Optimizing Lakehouse usage using System level Data Product¶

This topic explores how to leverage Lakehouse Insights to identify and resolve inefficiencies in data lake storage and performance. You'll learn how to optimize query response times, reduce storage costs, and streamline data operations using system level Data Product with actionable insights.

Scenario¶

After mastering credential security and establishing reliable data source connections, you now face a new challenge: inefficiencies in your data lake, including slow query responses and rising storage costs. To tackle these issues, you turn to Lakehouse Insights, a system-level data product designed to optimize data lake performance by identifying and addressing inefficiencies in Lakehouse storage.

Overview of Lakehouse Insights¶

Lakehouse Insights is a system-level data product within DataOS that helps DataOS Operator or Platform Administrator to:

Identify inefficiencies in metadata management.
Optimize data storage and partitioning strategies.
Improve overall query performance.

Benefits¶

Enhanced query response times.
Reduced operational costs through better storage and compute optimization.
Improved resource allocation and partitioning strategies for seamless data operations.

Accessing Lakehouse Insights Data Product¶

Navigate to the Data Product Hub:
- Log in to the DataOS Graphical User Interface and go to the Data Product Hub.
Find the ‘Lakehouse Insights’ Data Product:
- Locate the Lakehouse Insights Data Product within the Data Product Hub.
Explore insights:
- Open the ‘Explore’ tab on the Lakehouse Insights details page.
Execute queries:
- Use the Data Product Explore interface to run queries and uncover actionable insights.

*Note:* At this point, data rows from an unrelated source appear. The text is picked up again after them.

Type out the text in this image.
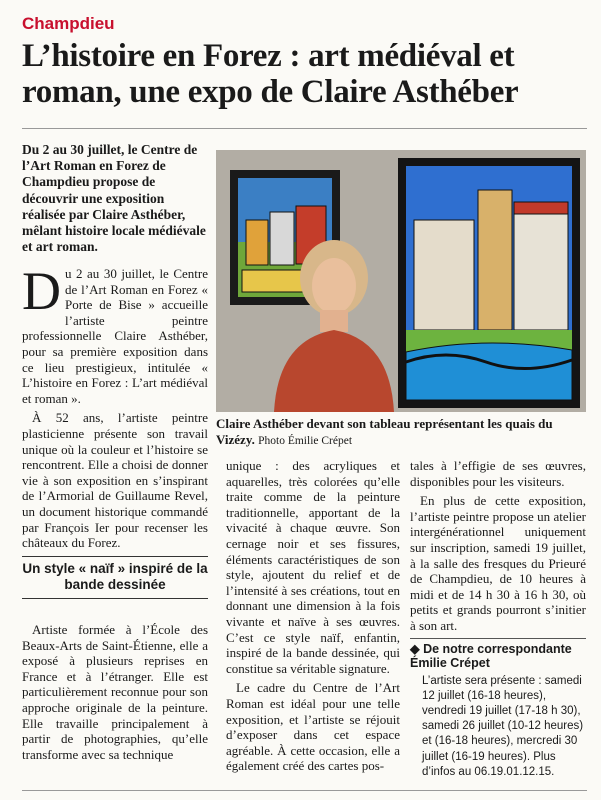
Champdieu
L’histoire en Forez : art médiéval et roman, une expo de Claire Asthéber

Du 2 au 30 juillet, le Centre de l’Art Roman en Forez de Champdieu propose de découvrir une exposition réalisée par Claire Asthéber, mêlant histoire locale médiévale et art roman.

Du 2 au 30 juillet, le Centre de l’Art Roman en Forez « Porte de Bise » accueille l’artiste peintre professionnelle Claire Asthéber, pour sa première exposition dans ce lieu prestigieux, intitulée « L’histoire en Forez : L’art médiéval et roman ».

À 52 ans, l’artiste peintre plasticienne présente son travail unique où la couleur et l’histoire se rencontrent. Elle a choisi de donner vie à son exposition en s’inspirant de l’Armorial de Guillaume Revel, un document historique commandé par François Ier pour recenser les châteaux du Forez.

Claire Asthéber devant son tableau représentant les quais du Vizézy. Photo Émilie Crépet
Un style « naïf » inspiré de la bande dessinée

Artiste formée à l’École des Beaux-Arts de Saint-Étienne, elle a exposé à plusieurs reprises en France et à l’étranger. Elle est particulièrement reconnue pour son approche originale de la peinture. Elle travaille principalement à partir de photographies, qu’elle transforme avec sa technique

unique : des acryliques et aquarelles, très colorées qu’elle traite comme de la peinture traditionnelle, apportant de la vivacité à chaque œuvre. Son cernage noir et ses fissures, éléments caractéristiques de son style, ajoutent du relief et de l’intensité à ses créations, tout en donnant une dimension à la fois vivante et naïve à ses œuvres. C’est ce style naïf, enfantin, inspiré de la bande dessinée, qui constitue sa véritable signature.

Le cadre du Centre de l’Art Roman est idéal pour une telle exposition, et l’artiste se réjouit d’exposer dans cet espace agréable. À cette occasion, elle a également créé des cartes pos-

tales à l’effigie de ses œuvres, disponibles pour les visiteurs.

En plus de cette exposition, l’artiste peintre propose un atelier intergénérationnel uniquement sur inscription, samedi 19 juillet, à la salle des fresques du Prieuré de Champdieu, de 10 heures à midi et de 14 h 30 à 16 h 30, où petits et grands pourront s’initier à son art.

◆ De notre correspondante
Émilie Crépet
L’artiste sera présente : samedi 12 juillet (16-18 heures), vendredi 19 juillet (17-18 h 30), samedi 26 juillet (10-12 heures) et (16-18 heures), mercredi 30 juillet (16-19 heures). Plus d’infos au 06.19.01.12.15.
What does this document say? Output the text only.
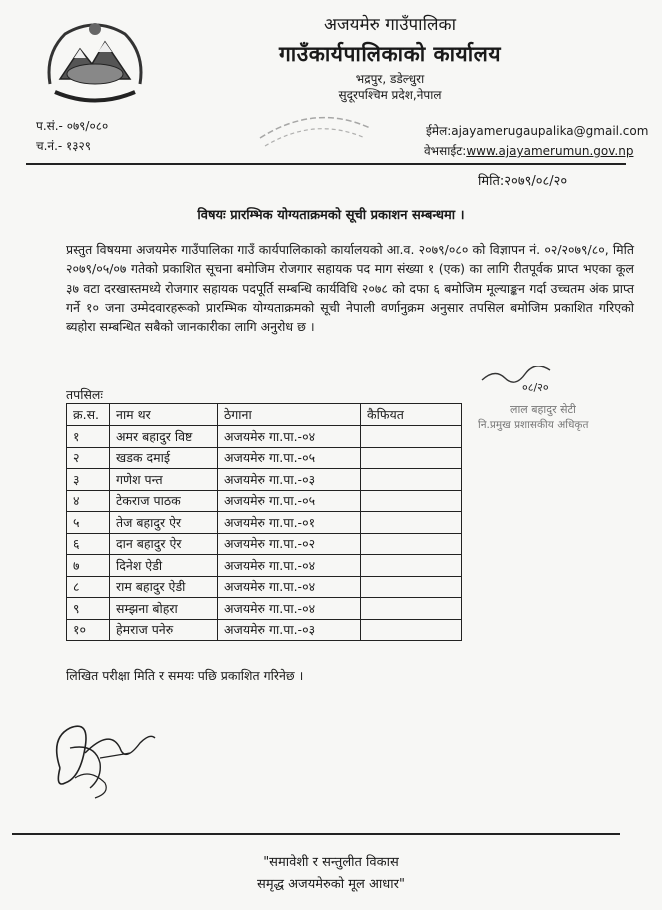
अजयमेरु गाउँपालिका
गाउँकार्यपालिकाको कार्यालय
भद्रपुर, डडेल्धुरा
सुदूरपश्चिम प्रदेश,नेपाल
प.सं.- ०७९/०८०
च.नं.- १३२९
ईमेल:ajayamerugaupalika@gmail.com
वेभसाईट:www.ajayamerumun.gov.np
मिति:२०७९/०८/२०
विषयः प्रारम्भिक योग्यताक्रमको सूची प्रकाशन सम्बन्धमा ।
प्रस्तुत विषयमा अजयमेरु गाउँपालिका गाउँ कार्यपालिकाको कार्यालयको आ.व. २०७९/०८० को विज्ञापन नं. ०२/२०७९/८०, मिति २०७९/०५/०७ गतेको प्रकाशित सूचना बमोजिम रोजगार सहायक पद माग संख्या १ (एक) का लागि रीतपूर्वक प्राप्त भएका कूल ३७ वटा दरखास्तमध्ये रोजगार सहायक पदपूर्ति सम्बन्धि कार्यविधि २०७८ को दफा ६ बमोजिम मूल्याङ्कन गर्दा उच्चतम अंक प्राप्त गर्ने १० जना उम्मेदवारहरूको प्रारम्भिक योग्यताक्रमको सूची नेपाली वर्णानुक्रम अनुसार तपसिल बमोजिम प्रकाशित गरिएको ब्यहोरा सम्बन्धित सबैको जानकारीका लागि अनुरोध छ ।
०८/२०
लाल बहादुर सेटी
नि.प्रमुख प्रशासकीय अधिकृत
तपसिलः
क्र.स.	नाम थर	ठेगाना	कैफियत
१	अमर बहादुर विष्ट	अजयमेरु गा.पा.-०४	
२	खडक दमाई	अजयमेरु गा.पा.-०५	
३	गणेश पन्त	अजयमेरु गा.पा.-०३	
४	टेकराज पाठक	अजयमेरु गा.पा.-०५	
५	तेज बहादुर ऐर	अजयमेरु गा.पा.-०१	
६	दान बहादुर ऐर	अजयमेरु गा.पा.-०२	
७	दिनेश ऐडी	अजयमेरु गा.पा.-०४	
८	राम बहादुर ऐडी	अजयमेरु गा.पा.-०४	
९	सम्झना बोहरा	अजयमेरु गा.पा.-०४	
१०	हेमराज पनेरु	अजयमेरु गा.पा.-०३	
लिखित परीक्षा मिति र समयः पछि प्रकाशित गरिनेछ ।
"समावेशी र सन्तुलीत विकास
समृद्ध अजयमेरुको मूल आधार"
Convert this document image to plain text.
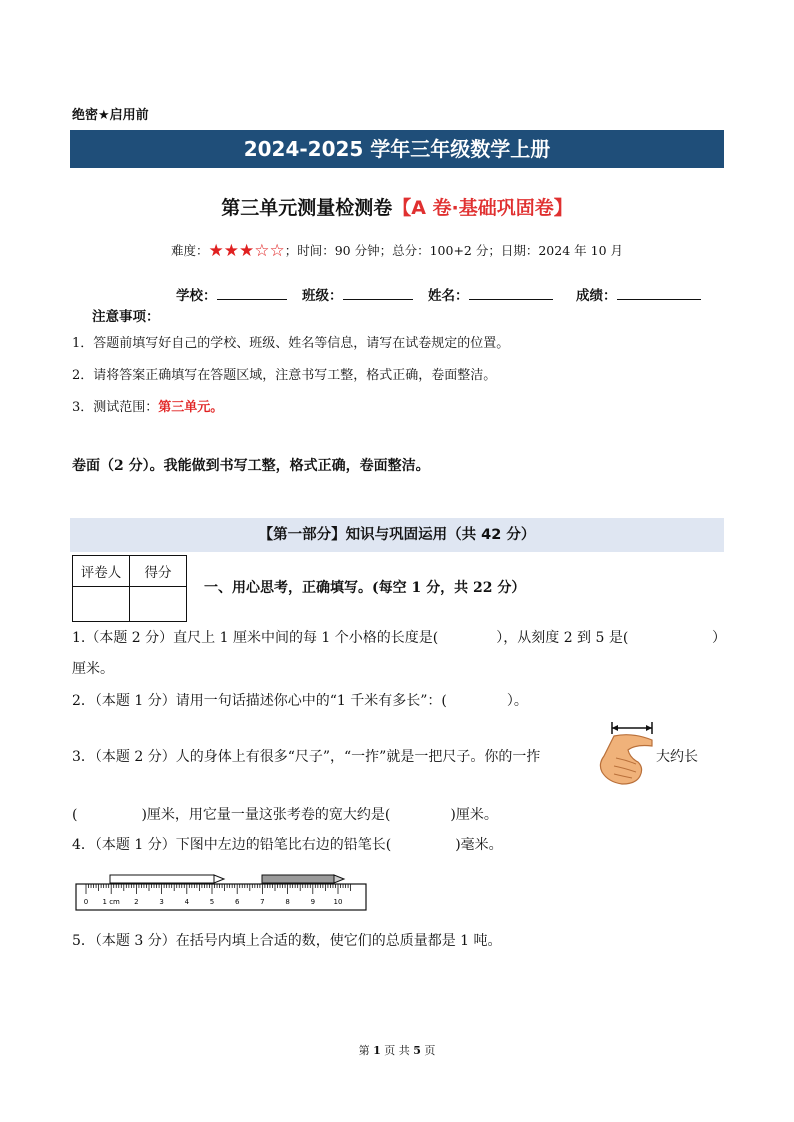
绝密★启用前
2024-2025 学年三年级数学上册
第三单元测量检测卷【A 卷·基础巩固卷】
难度：★★★☆☆；时间：90 分钟；总分：100+2 分；日期：2024 年 10 月
学校：	班级：	姓名：	成绩：
注意事项：
1．答题前填写好自己的学校、班级、姓名等信息，请写在试卷规定的位置。
2．请将答案正确填写在答题区域，注意书写工整，格式正确，卷面整洁。
3．测试范围：第三单元。
卷面（2 分）。我能做到书写工整，格式正确，卷面整洁。
【第一部分】知识与巩固运用（共 42 分）
评卷人	得分

一、用心思考，正确填写。(每空 1 分，共 22 分）
1.（本题 2 分）直尺上 1 厘米中间的每 1 个小格的长度是(	），从刻度 2 到 5 是(	）
厘米。
2．（本题 1 分）请用一句话描述你心中的“1 千米有多长”：(	）。
3．（本题 2 分）人的身体上有很多“尺子”，“一拃”就是一把尺子。你的一拃	大约长
(	)厘米，用它量一量这张考卷的宽大约是(	)厘米。
4．（本题 1 分）下图中左边的铅笔比右边的铅笔长(	)毫米。
0 1 cm 2	3	4	5	6	7	8	9	10
5．（本题 3 分）在括号内填上合适的数，使它们的总质量都是 1 吨。
第 1 页 共 5 页
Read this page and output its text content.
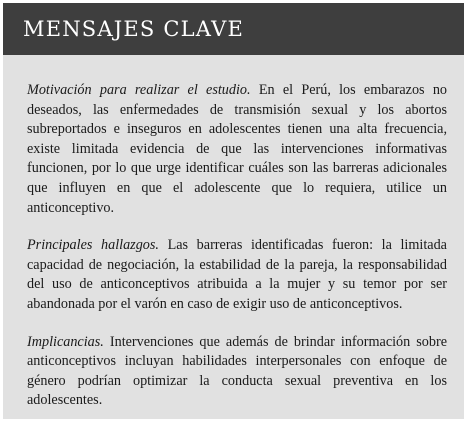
MENSAJES CLAVE

Motivación para realizar el estudio. En el Perú, los embarazos no deseados, las enfermedades de transmisión sexual y los abortos subreportados e inseguros en adolescentes tienen una alta frecuencia, existe limitada evidencia de que las intervenciones informativas funcionen, por lo que urge identificar cuáles son las barreras adicionales que influyen en que el adolescente que lo requiera, utilice un anticonceptivo.

Principales hallazgos. Las barreras identificadas fueron: la limitada capacidad de negociación, la estabilidad de la pareja, la responsabilidad del uso de anticonceptivos atribuida a la mujer y su temor por ser abandonada por el varón en caso de exigir uso de anticonceptivos.

Implicancias. Intervenciones que además de brindar información sobre anticonceptivos incluyan habilidades interpersonales con enfoque de género podrían optimizar la conducta sexual preventiva en los adolescentes.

Key findings and recommended actions¶

Scenario 1: Too many small files¶

Insight:

Datasets with an excessive number of small files create inefficiencies in querying due to higher metadata overhead and runtime file open costs.

Sample query:

Use the Data Product Hub Explore tab to analyze file size and count. He selects dimensions such as file_count and average_file_size to identify datasets with small file issues.

Action:

Use the rewrite_dataset Flare action to compact small files into larger ones.

Steps:

Identify datasets with a high file count using the sample query.
Run the rewrite_dataset Flare action to combine small files and improve performance.

Scenario 2: Improper partitioning¶

Insight:

Datasets with misaligned partitions—where the write cadence differs from the query cadence—cause slower execution and greater resource consumption.

Sample Query:

Use the Data Product Hub Explore Tab to assess partition alignment by comparing file_count and partition_count.

Action:

Use the repartition Flare action to redistribute files evenly across partitions.

Steps:

Identify datasets with partition misalignment using the sample query.
Run the repartition Flare action to balance partitions for efficient querying.

Sample queries¶

1. Data growth and storage utilization¶

Which tables have the highest total records added recently?
- Measures: total_records_added
- Dimensions: table_name
- Filters: Use commit_timestamp to focus on recent activity, such as the last week or month.

2. Operational efficiency¶

What is the success rate of operations per operation type?
- Measures: successful_operation, failed_operation, total_operations
- Dimensions: operation_type
- Filters: Analyze over a specific time period using commit_timestamp.
How does the files_per_partition_ratio vary across tables, and what impact might this have on performance?
- Measures: files_per_partition_ratio
- Dimensions: table_name
- Filters: Filter by schema_name to focus on a particular database.
What is the mean staleness of data in each table?
- Measures: mean_staleness
- Dimensions: table_name
- Filters: Identify tables that may need attention due to outdated data.

3. User activity and engagement¶

How many unique users are querying the system daily?
- Measures: user_count
- Dimensions: timestamp
- Filters: Analyze user engagement over time.
Which users are generating the highest number of queries?
- Measures: daily_query_count
- Dimensions: user
- Filters: Identify power users or potential system abusers.

4. System performance and reliability¶

What is the overall fail rate of queries, and how does it change over time?
- Measures: fail_rate
- Dimensions: timestamp
- Filters: Monitor system reliability and detect anomalies.

5. Error analysis and troubleshooting¶

What are the most common error messages, and which users are getting them?
- Dimensions: error_message, query
- Filters: Use timestamp to focus on recent issues; filter by user to identify if specific users face more errors.